Verona è sempre lì, anche undici anni dopo. Da allora una vita intera è passata davanti a Gianpiero Ventura. Prima il Bari, quindi il ciclo a Torino. E poi la Nazionale. Successi granata e soprattutto il tonfo azzurro. La sua Italia fuori dai Mondiali. E lui il più grande colpevole. Ogni giorno sul banco degli imputati. E sentenze già scritte, con i fantasmi svedesi sempre a ricordargli la notte di San Siro fra lacrime e i primi interminabili processi.
Verona è ancora uno dei suoi rifugi più autentici, successore di Massimo Ficcadenti alla fine del 2006 senza riuscire ad evitare la retrocessione in Lega Pro. All'Hellas non succedeva da 64 anni. "Se soltanto la Juventus non avesse perso in casa con lo Spezia ai playout, non saremmo neanche andati.
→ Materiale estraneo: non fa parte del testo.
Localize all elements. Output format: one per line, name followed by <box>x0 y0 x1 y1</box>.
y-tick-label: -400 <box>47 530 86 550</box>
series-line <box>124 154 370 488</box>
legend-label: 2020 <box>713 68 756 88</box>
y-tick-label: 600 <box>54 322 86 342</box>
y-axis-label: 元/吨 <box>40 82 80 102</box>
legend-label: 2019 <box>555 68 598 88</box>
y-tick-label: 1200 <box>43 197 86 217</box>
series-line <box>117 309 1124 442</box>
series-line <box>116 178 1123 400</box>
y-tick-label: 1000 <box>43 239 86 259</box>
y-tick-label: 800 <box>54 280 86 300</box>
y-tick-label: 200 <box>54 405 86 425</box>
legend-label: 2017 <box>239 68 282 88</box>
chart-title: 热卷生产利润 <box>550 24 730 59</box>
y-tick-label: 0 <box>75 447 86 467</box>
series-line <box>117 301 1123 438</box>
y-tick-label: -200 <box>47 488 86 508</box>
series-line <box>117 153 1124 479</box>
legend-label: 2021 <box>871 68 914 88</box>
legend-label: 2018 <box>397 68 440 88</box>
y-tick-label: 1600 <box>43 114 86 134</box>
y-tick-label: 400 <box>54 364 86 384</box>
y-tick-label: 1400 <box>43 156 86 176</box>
Rammarico fortissimo, ma solo uno dei tanti di quella stagione", sbuffa ancora oggi Ventura, ospite in diretta a RadioVerona nel corso di Fuorigioco. Col passato ad intrecciarsi in fretta con tutto il resto.
Ventura, in undici anni il Verona è stato in quattro campionati di Serie A, tre in B e quattro in Lega Pro. La ricetta per chi vorrebbe stabilirsi in alto senza troppi rischi? "Un principio ce l'ho io, lo stesso discorso d'altronde che feci il primo anno al Torino quando l'ambizione era quella di restare in Serie A e crescere nel tempo. Per quel che mi riguarda, soprattutto nel calcio di oggi, non puoi prescindere da una società forte che sappia seguire una programmazione chiara. La base è questa e da qui non si può scappare".
La linea da evitare? "Non è più possibile vivere alla giornata sperando di salvarsi o di vincere il campionato per avere qualche milione in più di diritti televisivi".
Il rischio qual è? "Per chi ragiona in questo modo, il futuro non può essere roseo. Oggi il calcio è fatto di programmi, di conoscenze e di idee. Mai come in questo periodo storico funziona così. Senza far confusione, mi raccomando: pianificazione significa crearsi i presupposti per vincere con continuità, non vincere subito, bisogna programmare e programmare molto bene".
La sua Verona che racconta ancora? "Da lì sono ripartito, con una squadra ultima in Serie B ed una squadra a cui riuscì una rimonta incredibile. Con un gigantesco rimpianto che ho ancora dentro. E con un ricordo sempre vivissimo".
La fotografia di quelle due partite di playout con lo Spezia? "Andarono male semplicemente perché era destino, in quelle due gare la salvezza l'avevamo meritata assolutamente noi. Al di là di tutto, quel che s'è creato con Verona nessuno potrà mai cancellarlo".
E la lezione del Bentegodi? Tutti in piedi nonostante l'atroce delusione... "Gli applausi di tutto lo stadio li sento ancora. Ho avuto la fortuna di vincere sette campionati, di passare tante volte dalla Serie B alla Serie A, di riuscire a guidare anche la Nazionale. Quel giorno però, quel ringraziamento della gente per quel che avevamo comunque fatto e quel rapporto con la città restano ancora oggi uno dei momenti che più mi ha emozionato. Mancò soltanto un pizzico di fortuna. Quella salvezza l'avremmo meritata tutti".
Il Verona di oggi le piace? "Grosso è un allenatore con delle idee e la società ha preso giocatori assolutamente importanti per la Serie B. SU questo non ci piove. L'Hellas ha il diritto, direi quasi il dovere, di essere fra le favorite per la promozione. Le parole poi se le porta via il vento, nella realtà conta il campo insieme a tutto il resto. Di sicuro l'organico è competitivo. L'Hellas sarà fra le grandi protagoniste del campionato".
Cosa farà realmente la differenza? "La Serie B si conquista partita dopo partita. È una lunga marcia. Io l'ho vinta tre volte e persa altre tre per un punto solo, l'esperienza mi dice questo. Essere attrezzati per il salto non vuol dire averlo già fatto. Di certo ci sono tutti i presupposti. Importante sarà anche giocare con una certa consapevolezza dei propri mezzi. E il Verona ne ha tanti".
Davvero accetterebbe anche una panchina di B? Magari tornerà presto a Verona da avversario... "Certe mie dichiarazioni sono state riportate male. Sono fermo dopo una vita, come mi era capitato solo per sei mesi prima di accettare il Verona. Così mi è stato chiesto se pur di interrompere questo periodo avrei potuto prendere in considerazione anche una proposta da parte di una società di Serie B. La categoria a dire il vero sarebbe relativa, adesso avrei solamente voglia di riprenedermi quello che avevo prima della Nazionale. Voglio guardare avanti".